According to many recent research reports, India is recognized to be the capital of Thalassemia in the World. The country has been witnessing a rise in Thalassemia patients, a genetic disorder. TSCS, the World’s biggest society serving more than 3000 Thalassemia Children with modern equipment & specialist doctors, Free of Cost in Hyderabad has recently organized a first-of-its-kind National Level Conference on Prevention of Thalassemia and Sickle Cell Anemia bringing together several NGO’s who have been working rigorously for Thalassemia treatment and prevention.
The services of TSCS were recognized by the Hon’ble President of India, Shri Ramnath Kovind, and the society was invited to Rashtrapati Bhavan in Delhi.
TSCS along with 9 other NGOs from all over India have drafted the bill for prevention of Thalassemia. A copy of the bill has also been submitted to the Govt which has to present in the Parliament, for implementation. The request is already in PM’s program.
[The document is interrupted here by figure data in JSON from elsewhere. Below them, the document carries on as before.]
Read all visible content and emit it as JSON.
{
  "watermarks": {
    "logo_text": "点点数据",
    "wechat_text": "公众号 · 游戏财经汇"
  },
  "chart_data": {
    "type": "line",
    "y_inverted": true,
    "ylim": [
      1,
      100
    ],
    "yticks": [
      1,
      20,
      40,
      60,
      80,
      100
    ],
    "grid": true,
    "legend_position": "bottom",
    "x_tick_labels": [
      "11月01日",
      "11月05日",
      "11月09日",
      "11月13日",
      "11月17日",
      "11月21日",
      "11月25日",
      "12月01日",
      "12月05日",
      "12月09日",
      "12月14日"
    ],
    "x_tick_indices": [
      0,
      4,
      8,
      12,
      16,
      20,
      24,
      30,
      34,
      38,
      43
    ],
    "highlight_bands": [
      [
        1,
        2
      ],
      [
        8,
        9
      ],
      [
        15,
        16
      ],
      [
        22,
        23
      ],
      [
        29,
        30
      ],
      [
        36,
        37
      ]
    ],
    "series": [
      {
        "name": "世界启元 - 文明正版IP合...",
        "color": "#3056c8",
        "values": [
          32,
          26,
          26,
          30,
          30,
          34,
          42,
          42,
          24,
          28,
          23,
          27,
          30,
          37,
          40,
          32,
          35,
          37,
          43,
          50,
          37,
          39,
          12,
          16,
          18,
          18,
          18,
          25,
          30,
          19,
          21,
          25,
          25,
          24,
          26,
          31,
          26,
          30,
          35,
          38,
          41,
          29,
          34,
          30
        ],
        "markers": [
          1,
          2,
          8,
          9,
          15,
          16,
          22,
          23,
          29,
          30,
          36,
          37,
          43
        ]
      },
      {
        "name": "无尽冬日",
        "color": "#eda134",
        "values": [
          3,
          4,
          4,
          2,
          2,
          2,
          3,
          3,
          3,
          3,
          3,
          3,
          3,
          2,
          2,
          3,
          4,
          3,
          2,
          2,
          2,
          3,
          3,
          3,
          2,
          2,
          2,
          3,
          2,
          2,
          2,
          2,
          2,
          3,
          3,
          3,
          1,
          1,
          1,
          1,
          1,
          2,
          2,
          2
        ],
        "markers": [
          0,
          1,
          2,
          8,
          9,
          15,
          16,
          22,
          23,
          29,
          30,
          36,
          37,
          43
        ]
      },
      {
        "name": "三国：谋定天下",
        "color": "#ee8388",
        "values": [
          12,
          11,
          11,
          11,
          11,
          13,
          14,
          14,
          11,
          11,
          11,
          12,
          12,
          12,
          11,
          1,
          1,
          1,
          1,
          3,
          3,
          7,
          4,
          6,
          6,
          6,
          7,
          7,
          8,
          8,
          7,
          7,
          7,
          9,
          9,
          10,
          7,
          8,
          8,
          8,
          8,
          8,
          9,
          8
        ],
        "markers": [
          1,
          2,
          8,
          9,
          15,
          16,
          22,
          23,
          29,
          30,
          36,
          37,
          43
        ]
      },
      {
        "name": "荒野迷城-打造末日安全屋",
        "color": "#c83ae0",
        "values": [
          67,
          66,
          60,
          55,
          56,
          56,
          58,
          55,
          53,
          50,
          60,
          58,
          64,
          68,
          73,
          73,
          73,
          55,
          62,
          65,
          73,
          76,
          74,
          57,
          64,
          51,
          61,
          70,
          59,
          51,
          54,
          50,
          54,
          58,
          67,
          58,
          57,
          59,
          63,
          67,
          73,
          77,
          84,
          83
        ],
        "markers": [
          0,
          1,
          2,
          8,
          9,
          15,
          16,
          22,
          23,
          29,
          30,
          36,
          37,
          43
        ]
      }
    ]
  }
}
Speaking about the meeting TSCS President Shri. Chandrakant Agarwal said, “We are extremely honoured to get this privilege of meeting our Hon’ble Vice President Shri. Venkaiah Naidu and explaining to him about the situation of Thalassemia is our country and the need of a bill for its prevention. He has extended his support to us and also promised to visit our lab in the near future… Thalassemia is an easily preventable disorder. It can also be eradicated. We have all been working towards children suffering with Thalassemia and understand the suffering one has to go through. TSCS and a few NGOs have recently gathered at a national conference where the State Govt. of Telangana also extended their support. We are glad that this awareness is spreading nationally and in the Govt. Of India has also been extending their support towards the eradication of Thalassemia in India”
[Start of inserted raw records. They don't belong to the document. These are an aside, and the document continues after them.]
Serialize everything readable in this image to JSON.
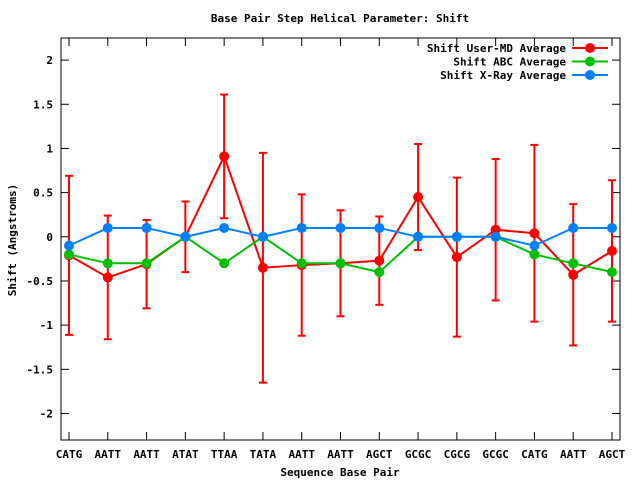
{
  "chart_data": {
    "type": "line",
    "title": "Base Pair Step Helical Parameter: Shift",
    "xlabel": "Sequence Base Pair",
    "ylabel": "Shift (Angstroms)",
    "ylim": [
      -2.3,
      2.25
    ],
    "yticks": [
      -2,
      -1.5,
      -1,
      -0.5,
      0,
      0.5,
      1,
      1.5,
      2
    ],
    "ytick_labels": [
      "-2",
      "-1.5",
      "-1",
      "-0.5",
      "0",
      "0.5",
      "1",
      "1.5",
      "2"
    ],
    "categories": [
      "CATG",
      "AATT",
      "AATT",
      "ATAT",
      "TTAA",
      "TATA",
      "AATT",
      "AATT",
      "AGCT",
      "GCGC",
      "CGCG",
      "GCGC",
      "CATG",
      "AATT",
      "AGCT"
    ],
    "grid": false,
    "legend_position": "top-right",
    "series": [
      {
        "name": "Shift User-MD Average",
        "color": "#ff0000",
        "values": [
          -0.21,
          -0.46,
          -0.31,
          0.0,
          0.91,
          -0.35,
          -0.32,
          -0.3,
          -0.27,
          0.45,
          -0.23,
          0.08,
          0.04,
          -0.43,
          -0.16
        ],
        "error": [
          0.9,
          0.7,
          0.5,
          0.4,
          0.7,
          1.3,
          0.8,
          0.6,
          0.5,
          0.6,
          0.9,
          0.8,
          1.0,
          0.8,
          0.8
        ]
      },
      {
        "name": "Shift ABC Average",
        "color": "#00c000",
        "values": [
          -0.2,
          -0.3,
          -0.3,
          0.0,
          -0.3,
          0.0,
          -0.3,
          -0.3,
          -0.4,
          0.0,
          0.0,
          0.0,
          -0.2,
          -0.3,
          -0.4
        ]
      },
      {
        "name": "Shift X-Ray Average",
        "color": "#0080ff",
        "values": [
          -0.1,
          0.1,
          0.1,
          0.0,
          0.1,
          0.0,
          0.1,
          0.1,
          0.1,
          0.0,
          0.0,
          0.0,
          -0.1,
          0.1,
          0.1
        ]
      }
    ]
  }
}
About Thalassaemia and Sickle Cell Society (TSCS): Thalassaemia and Sickle Cell Society (TSCS) is a registered (Reg No. 5359) non-profit, non-governmental organization founded in 1998 represented mainly by a small group of patient’s parents, doctors, well-wishers and philanthropists to provide the best treatment and management to patients suffering from Thalassemia and Sickle Cell Anemia. Ever it was since started, the priority has always been to improve the services provided to patients in accordance with the latest developments in treatment, management, and prevention the genetic disorder.
With the objective of helping all Thalassemia and Sickle Cell Anemia affected children, TSCS has established a well-maintained transfusion centre, high-quality blood bank, modern diagnostic laboratory, and advanced research centre under one roof to support more than 2800 registered patients.